Though Matt Eberflus and Luke Getsy had 10 days to prepare, the game plan was strangely inert and lifeless. The expected pressures came from a Minnesota defense called aggressively by coordinator Brian Flores, who wanted to test not just the Chicago offensive line but also running backs who aren't known for pass protection. But rather than get the ball out quickly into Moore's hands, he was targeted just twice in the entire first half, racking up seven yards — the exact opposite of what everyone there said all week about his significance. Only late desperation seemed to finally open the game up for Moore.

Fields wasn't helping either, holding onto the ball too long and just not making the kind of anticipatory throws against specific coverages that by now have to be second nature. He was a tick behind the action from the very first play of the game, a sack by D.J. Wonnum.

Even getting the ball snapped properly is an embarrassing challenge for this Bears offense, with veteran center Cody Whitehair finally benched after three quarters of scattershot efforts that were off the mark in every conceivable way. It doesn't help a quarterback when he has to move his eye level just to corral the ball to start a play, and that issue simply must be fixed.
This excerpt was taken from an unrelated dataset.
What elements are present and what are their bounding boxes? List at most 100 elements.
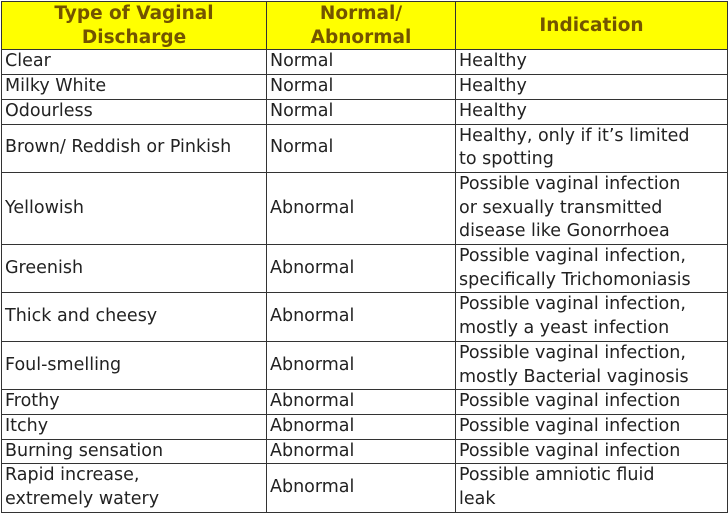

The defense was mostly fine all day, at least, keeping the play in front of them with two deep safeties and forcing Kirk Cousins to throw into tight windows, but the 35-year-old never made the critical mistake the Bears hoped to force.

It's right back to crisis mode now for the Bears, waiting for the expected bad news about Fields' injured throwing hand and wondering when or if Eberflus and his .174 win percentage will be put out of his professional misery.

So much for even the kind of hope that takes our signature style of all-too-willing cognitive contortions.  It's like we really should know better.